The Cathedral and the Church of Assumption in Torun

The Assumption Church in Torun

The Assumption Church in Torun ©Ainunau/Flick

The former parish church of the old Torun known as the Church of Saint John the Baptist and Saint John the Evangelist became the Cathedral of Torun in 1992. The interior is mainly decorated in baroque style and houses the font made in the thirteenth century and where supposedly was baptized the astronomer Nicolaus Copernicus.

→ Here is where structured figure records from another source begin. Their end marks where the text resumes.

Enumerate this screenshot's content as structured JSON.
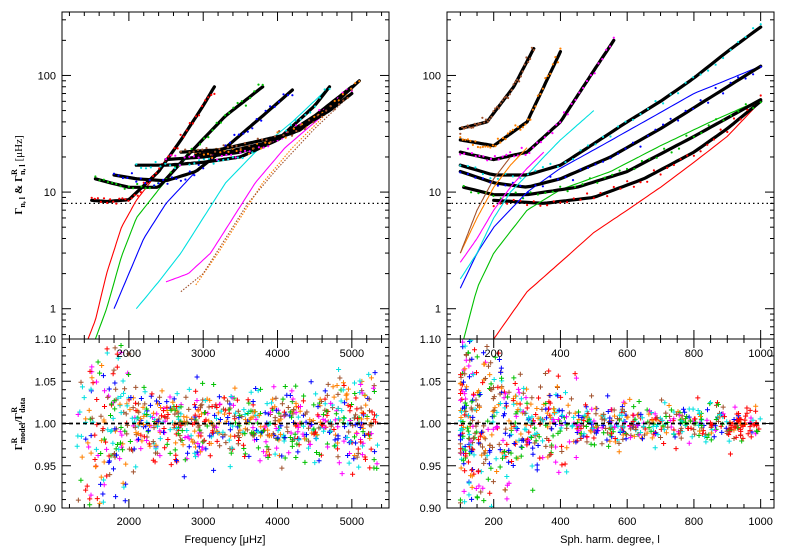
{
  "chart_data": [
    {
      "panel": "top-left",
      "type": "line",
      "ylabel": "Γn,l & ΓRn,l [μHz]",
      "yscale": "log",
      "xlim": [
        1100,
        5500
      ],
      "ylim": [
        0.55,
        350
      ],
      "yticks": [
        "1",
        "10",
        "100"
      ],
      "xticks_inner": [
        "2000",
        "3000",
        "4000",
        "5000"
      ],
      "reference_level": 8.0,
      "series": [
        {
          "name": "red",
          "color": "#ff0000",
          "model_x": [
            1450,
            1550,
            1700,
            1900,
            2100,
            2400,
            2700,
            3000,
            3150
          ],
          "model_y": [
            0.55,
            0.8,
            2.0,
            5.0,
            8.5,
            15,
            28,
            55,
            80
          ],
          "data_x": [
            1500,
            1700,
            2000,
            2400,
            2700,
            3000,
            3150
          ],
          "data_y": [
            8.5,
            8.3,
            8.6,
            15,
            28,
            55,
            80
          ]
        },
        {
          "name": "green",
          "color": "#00c000",
          "model_x": [
            1550,
            1700,
            1900,
            2100,
            2400,
            2800,
            3300,
            3800
          ],
          "model_y": [
            0.55,
            1.0,
            2.8,
            6.0,
            10.5,
            21,
            45,
            80
          ],
          "data_x": [
            1550,
            1750,
            2000,
            2400,
            2800,
            3300,
            3800
          ],
          "data_y": [
            13,
            12,
            11,
            11,
            21,
            45,
            80
          ]
        },
        {
          "name": "blue",
          "color": "#0000ff",
          "model_x": [
            1800,
            2000,
            2200,
            2500,
            2900,
            3300,
            3800,
            4200
          ],
          "model_y": [
            1.0,
            2.0,
            4.0,
            8.0,
            15,
            24,
            45,
            75
          ],
          "data_x": [
            1800,
            2100,
            2500,
            2900,
            3300,
            3800,
            4200
          ],
          "data_y": [
            14,
            13,
            12.5,
            15,
            24,
            45,
            75
          ]
        },
        {
          "name": "cyan",
          "color": "#00e0e0",
          "model_x": [
            2100,
            2400,
            2700,
            3000,
            3300,
            3700,
            4200,
            4700
          ],
          "model_y": [
            1.0,
            1.7,
            3.0,
            6.0,
            12,
            22,
            40,
            80
          ],
          "data_x": [
            2100,
            2500,
            3000,
            3500,
            4000,
            4500,
            4700
          ],
          "data_y": [
            17,
            17,
            18,
            20,
            28,
            55,
            80
          ]
        },
        {
          "name": "magenta",
          "color": "#ff00ff",
          "model_x": [
            2500,
            2800,
            3100,
            3400,
            3700,
            4100,
            4600,
            5000
          ],
          "model_y": [
            1.7,
            2.0,
            3.0,
            6.0,
            12,
            24,
            45,
            80
          ],
          "data_x": [
            2500,
            3000,
            3500,
            4000,
            4500,
            5000
          ],
          "data_y": [
            19,
            20,
            22,
            28,
            45,
            80
          ]
        },
        {
          "name": "orange",
          "color": "#ff8000",
          "model_x": [
            2900,
            3200,
            3500,
            3800,
            4200,
            4700,
            5100
          ],
          "model_y": [
            1.6,
            3.0,
            6.0,
            12,
            24,
            50,
            90
          ],
          "data_x": [
            2900,
            3300,
            3800,
            4300,
            4800,
            5100
          ],
          "data_y": [
            21,
            22,
            26,
            34,
            60,
            90
          ]
        },
        {
          "name": "brown",
          "color": "#a0522d",
          "model_x": [
            2700,
            3000,
            3300,
            3600,
            4000,
            4500,
            5000
          ],
          "model_y": [
            1.4,
            2.0,
            4.0,
            8.0,
            16,
            35,
            70
          ],
          "data_x": [
            2700,
            3200,
            3700,
            4200,
            4700,
            5000
          ],
          "data_y": [
            22,
            23,
            27,
            32,
            50,
            70
          ]
        }
      ]
    },
    {
      "panel": "top-right",
      "type": "line",
      "yscale": "log",
      "xlim": [
        60,
        1040
      ],
      "ylim": [
        0.55,
        350
      ],
      "yticks": [
        "1",
        "10",
        "100"
      ],
      "xticks_inner": [
        "200",
        "400",
        "600",
        "800",
        "1000"
      ],
      "reference_level": 8.0,
      "series": [
        {
          "name": "red",
          "color": "#ff0000",
          "model_x": [
            200,
            300,
            400,
            500,
            600,
            700,
            800,
            900,
            1000
          ],
          "model_y": [
            0.55,
            1.4,
            2.5,
            4.5,
            7,
            11,
            18,
            30,
            60
          ],
          "data_x": [
            200,
            350,
            500,
            650,
            800,
            900,
            1000
          ],
          "data_y": [
            8.5,
            8.0,
            9.0,
            13,
            22,
            35,
            60
          ]
        },
        {
          "name": "green",
          "color": "#00c000",
          "model_x": [
            110,
            150,
            200,
            300,
            400,
            550,
            700,
            850,
            1000
          ],
          "model_y": [
            0.55,
            1.5,
            3.0,
            7.0,
            10.5,
            15,
            25,
            40,
            62
          ],
          "data_x": [
            110,
            200,
            300,
            450,
            600,
            800,
            1000
          ],
          "data_y": [
            11,
            9.5,
            9.5,
            11,
            15,
            30,
            62
          ]
        },
        {
          "name": "blue",
          "color": "#0000ff",
          "model_x": [
            100,
            150,
            200,
            300,
            400,
            500,
            650,
            800,
            1000
          ],
          "model_y": [
            1.5,
            3.0,
            5.0,
            10,
            16,
            23,
            40,
            70,
            120
          ],
          "data_x": [
            100,
            200,
            300,
            400,
            550,
            700,
            850,
            1000
          ],
          "data_y": [
            15,
            12,
            11,
            13,
            20,
            35,
            65,
            120
          ]
        },
        {
          "name": "cyan",
          "color": "#00e0e0",
          "model_x": [
            100,
            150,
            200,
            250,
            300,
            350,
            400,
            500
          ],
          "model_y": [
            1.8,
            3.0,
            6.0,
            10,
            14,
            20,
            28,
            50
          ],
          "data_x": [
            100,
            200,
            300,
            400,
            500,
            600,
            700,
            800,
            900,
            1000
          ],
          "data_y": [
            17,
            14,
            14,
            17,
            26,
            40,
            60,
            95,
            160,
            260
          ]
        },
        {
          "name": "magenta",
          "color": "#ff00ff",
          "model_x": [
            100,
            150,
            200,
            250,
            300,
            350
          ],
          "model_y": [
            2.5,
            4.0,
            7.0,
            11,
            16,
            22
          ],
          "data_x": [
            100,
            200,
            300,
            400,
            500,
            560
          ],
          "data_y": [
            22,
            19,
            22,
            40,
            110,
            200
          ]
        },
        {
          "name": "orange",
          "color": "#ff8000",
          "model_x": [
            100,
            150,
            200,
            250,
            300
          ],
          "model_y": [
            3.0,
            6.0,
            11,
            17,
            24
          ],
          "data_x": [
            100,
            200,
            300,
            400
          ],
          "data_y": [
            28,
            25,
            40,
            160
          ]
        },
        {
          "name": "brown",
          "color": "#a0522d",
          "model_x": [
            100,
            150,
            200,
            250
          ],
          "model_y": [
            3.0,
            7.0,
            13,
            20
          ],
          "data_x": [
            100,
            180,
            260,
            320
          ],
          "data_y": [
            35,
            40,
            80,
            170
          ]
        }
      ]
    },
    {
      "panel": "bottom-left",
      "type": "scatter",
      "xlabel": "Frequency [μHz]",
      "ylabel": "ΓRmodel/ΓRdata",
      "xlim": [
        1100,
        5500
      ],
      "ylim": [
        0.9,
        1.1
      ],
      "xticks": [
        "2000",
        "3000",
        "4000",
        "5000"
      ],
      "yticks": [
        "0.90",
        "0.95",
        "1.00",
        "1.05",
        "1.10"
      ],
      "reference_level": 1.0,
      "scatter_spread": "ratio values cluster at 1.00 with roughly ±0.05 scatter, wider below 2000 μHz (down to 0.90)"
    },
    {
      "panel": "bottom-right",
      "type": "scatter",
      "xlabel": "Sph. harm. degree, l",
      "xlim": [
        60,
        1040
      ],
      "ylim": [
        0.9,
        1.1
      ],
      "xticks": [
        "200",
        "400",
        "600",
        "800",
        "1000"
      ],
      "yticks": [
        "0.90",
        "0.95",
        "1.00",
        "1.05",
        "1.10"
      ],
      "reference_level": 1.0,
      "scatter_spread": "ratio values cluster at 1.00, wide scatter at low l (< 250), narrowing above l ≈ 400"
    }
  ],
  "labels": {
    "ylabel_top_main": "Γ",
    "ylabel_top_sub": "n, l",
    "ylabel_top_amp": "&",
    "ylabel_top_main2": "Γ",
    "ylabel_top_sup": "R",
    "ylabel_top_sub2": "n, l",
    "ylabel_top_unit": "[μHz]",
    "ylabel_bot_main": "Γ",
    "ylabel_bot_sup": "R",
    "ylabel_bot_sub": "model",
    "ylabel_bot_slash": "/Γ",
    "ylabel_bot_sup2": "R",
    "ylabel_bot_sub2": "data",
    "xlabel_left": "Frequency [μHz]",
    "xlabel_right": "Sph. harm. degree, l"
  }
}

The Church of the Assumption is one of the most remarkable achievements of the sacral architecture in Poland and a former Franciscan worship place. It was built of wood in the second half of the thirteenth century, but then completely rebuilt in the next century.

The Cathedral of Torun

The Cathedral of Torun is the oldest of the three Gothic churches of Torun and it was built for the first time of stone between 1233-1236. At that time it had a single nave and a monumental tower in its western part.

The Cathedral of Torun

The Cathedral of Torun ©Simczuk/Flick

In the late thirteenth century the church was rebuilt with three naves and become much lower and narrower than the first, than later in the fourteenth and fifteenth centuries, the building was extended. Therefor the cathedral reached a length of 56 m, while the interior height exceeded 27 m. In 1406, after the collapse of the first tower, an other one was built with a height of 52 m and in 1500 it was equipped with a bell weighing 7 tons. It was the third largest bell in Poland with a diameter of 2.17 m and was known as “Tuba Dei” this meaning ” the trumpet of God”.

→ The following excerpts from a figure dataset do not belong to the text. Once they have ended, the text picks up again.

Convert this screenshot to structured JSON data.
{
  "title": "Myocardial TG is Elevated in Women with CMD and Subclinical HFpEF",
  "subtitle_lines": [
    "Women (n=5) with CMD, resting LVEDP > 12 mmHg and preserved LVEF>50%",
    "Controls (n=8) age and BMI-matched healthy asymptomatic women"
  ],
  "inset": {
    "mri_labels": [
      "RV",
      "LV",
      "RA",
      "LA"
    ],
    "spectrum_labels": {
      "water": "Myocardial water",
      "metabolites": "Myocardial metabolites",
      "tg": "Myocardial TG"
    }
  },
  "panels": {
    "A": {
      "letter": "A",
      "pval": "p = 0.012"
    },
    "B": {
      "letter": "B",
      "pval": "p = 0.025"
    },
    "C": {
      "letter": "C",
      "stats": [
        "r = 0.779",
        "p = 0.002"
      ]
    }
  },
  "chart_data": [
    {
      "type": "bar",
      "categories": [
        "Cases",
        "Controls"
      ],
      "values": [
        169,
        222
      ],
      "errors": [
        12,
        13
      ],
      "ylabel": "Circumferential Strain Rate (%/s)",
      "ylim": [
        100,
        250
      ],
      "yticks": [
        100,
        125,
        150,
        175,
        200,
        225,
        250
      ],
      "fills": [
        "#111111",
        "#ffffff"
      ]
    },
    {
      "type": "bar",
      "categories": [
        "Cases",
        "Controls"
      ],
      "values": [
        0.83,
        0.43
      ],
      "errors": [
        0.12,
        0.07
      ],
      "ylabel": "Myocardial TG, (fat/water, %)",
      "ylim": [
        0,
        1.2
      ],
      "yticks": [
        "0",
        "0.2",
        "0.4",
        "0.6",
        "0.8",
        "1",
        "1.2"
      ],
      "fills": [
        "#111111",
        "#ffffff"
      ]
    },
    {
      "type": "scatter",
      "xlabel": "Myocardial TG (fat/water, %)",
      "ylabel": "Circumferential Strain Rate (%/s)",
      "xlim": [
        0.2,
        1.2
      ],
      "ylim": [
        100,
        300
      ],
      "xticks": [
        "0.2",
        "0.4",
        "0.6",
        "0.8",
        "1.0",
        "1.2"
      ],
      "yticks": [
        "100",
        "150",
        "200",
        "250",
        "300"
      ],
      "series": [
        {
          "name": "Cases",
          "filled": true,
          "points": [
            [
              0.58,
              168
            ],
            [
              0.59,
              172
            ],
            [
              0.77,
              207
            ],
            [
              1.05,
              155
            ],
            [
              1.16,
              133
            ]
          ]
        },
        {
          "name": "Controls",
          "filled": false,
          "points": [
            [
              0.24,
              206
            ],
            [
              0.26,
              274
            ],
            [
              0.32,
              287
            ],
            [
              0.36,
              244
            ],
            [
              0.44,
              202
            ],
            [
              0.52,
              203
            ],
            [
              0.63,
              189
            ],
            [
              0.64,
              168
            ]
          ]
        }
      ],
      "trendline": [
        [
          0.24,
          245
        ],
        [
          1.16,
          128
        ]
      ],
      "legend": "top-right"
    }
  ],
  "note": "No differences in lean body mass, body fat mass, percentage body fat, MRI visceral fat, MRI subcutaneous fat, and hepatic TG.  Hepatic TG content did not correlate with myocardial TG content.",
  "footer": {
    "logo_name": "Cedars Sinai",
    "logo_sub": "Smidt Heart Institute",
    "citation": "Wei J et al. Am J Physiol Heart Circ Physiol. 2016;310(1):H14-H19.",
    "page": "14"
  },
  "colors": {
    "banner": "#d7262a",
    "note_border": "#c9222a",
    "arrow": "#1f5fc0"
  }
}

In the Lutheran period the Cathedral of Torun was used by Protestants who have whitewashed its walls, thus covering the 14th century paintings depicting the Crucifixion and the Last Judgment.

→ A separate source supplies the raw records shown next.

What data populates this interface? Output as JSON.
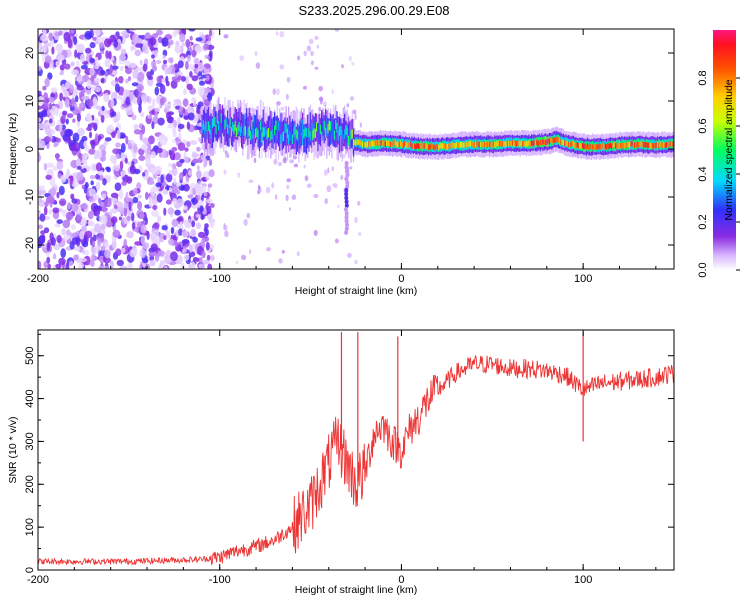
{
  "title": "S233.2025.296.00.29.E08",
  "chart_data": [
    {
      "type": "heatmap",
      "title": "S233.2025.296.00.29.E08",
      "xlabel": "Height of straight line (km)",
      "ylabel": "Frequency (Hz)",
      "xlim": [
        -200,
        150
      ],
      "ylim": [
        -25,
        25
      ],
      "xticks": [
        -200,
        -100,
        0,
        100
      ],
      "yticks": [
        -20,
        -10,
        0,
        10,
        20
      ],
      "colorbar": {
        "label": "Normalized spectral amplitude",
        "range": [
          0,
          1
        ],
        "ticks": [
          "0.0",
          "0.2",
          "0.4",
          "0.6",
          "0.8"
        ],
        "tick_values": [
          0.0,
          0.2,
          0.4,
          0.6,
          0.8
        ]
      },
      "ridge": {
        "x": [
          -110,
          -100,
          -90,
          -80,
          -70,
          -60,
          -50,
          -40,
          -30,
          -26,
          -20,
          -10,
          0,
          10,
          20,
          30,
          40,
          50,
          60,
          70,
          80,
          85,
          90,
          100,
          110,
          120,
          130,
          140,
          150
        ],
        "frequency": [
          4,
          5,
          4.5,
          4,
          3.5,
          3,
          3.5,
          4,
          3,
          1.5,
          1,
          1.2,
          1,
          0.5,
          0.5,
          0.8,
          1,
          1,
          1.2,
          1.2,
          1.5,
          2,
          1.2,
          0.5,
          0.5,
          0.8,
          1,
          0.8,
          1
        ],
        "amplitude": [
          0.35,
          0.4,
          0.45,
          0.45,
          0.45,
          0.45,
          0.45,
          0.45,
          0.4,
          0.6,
          0.75,
          0.8,
          0.75,
          0.85,
          0.75,
          0.7,
          0.75,
          0.8,
          0.75,
          0.8,
          0.9,
          0.8,
          0.75,
          0.85,
          0.8,
          0.85,
          0.8,
          0.8,
          0.8
        ]
      },
      "noise_region_km": [
        -200,
        -110
      ]
    },
    {
      "type": "line",
      "xlabel": "Height of straight line (km)",
      "ylabel": "SNR (10 * v/v)",
      "xlim": [
        -200,
        150
      ],
      "ylim": [
        0,
        560
      ],
      "xticks": [
        -200,
        -100,
        0,
        100
      ],
      "yticks": [
        0,
        100,
        200,
        300,
        400,
        500
      ],
      "series": [
        {
          "name": "SNR",
          "color": "#ee3333",
          "x": [
            -200,
            -150,
            -110,
            -100,
            -90,
            -80,
            -70,
            -60,
            -50,
            -45,
            -40,
            -35,
            -30,
            -25,
            -20,
            -15,
            -10,
            -5,
            0,
            5,
            10,
            15,
            20,
            30,
            40,
            50,
            60,
            70,
            80,
            90,
            100,
            110,
            120,
            130,
            140,
            150
          ],
          "values": [
            20,
            20,
            25,
            30,
            45,
            55,
            70,
            100,
            150,
            200,
            250,
            300,
            250,
            200,
            230,
            320,
            340,
            300,
            280,
            330,
            360,
            400,
            420,
            460,
            480,
            480,
            470,
            470,
            465,
            455,
            420,
            435,
            440,
            445,
            450,
            460
          ]
        }
      ],
      "spikes": [
        {
          "x": -33,
          "value": 555
        },
        {
          "x": -24,
          "value": 555
        },
        {
          "x": -2,
          "value": 545
        },
        {
          "x": 100,
          "value": 300
        },
        {
          "x": 100,
          "value": 555
        }
      ]
    }
  ]
}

Inside the Cathedral of Torun

Inside the Cathedral of Torun ©Rubber Dragon/Flick

The Church of Assumption in Torun

The Church of Assumption in Torun was noted as having the highest interior of all places of worship in Central Europe in the XIV century, when its ships and apses reached a height of 28.6 m. According to the scraps left by the Franciscan order, the church did not have a single tower, but three small sized bell towers.

The church is the oldest and most significant place of worship throughout the Teutonic area and was the residence of the Prussian. The building remained in Franciscan custody until the reformation in 1559, after 1724 it was the possession of the Bernardin order and in the nineteenth century to became a parish church, remaining in this position until today.

The Church of Assumption is opened to the public every day at any time and the entry is free. Here visitors can see the mausoleum of Princess Anna Wazówna, sister of King of Poland, Sigismund III, built in 1636 located on the left side of the altar.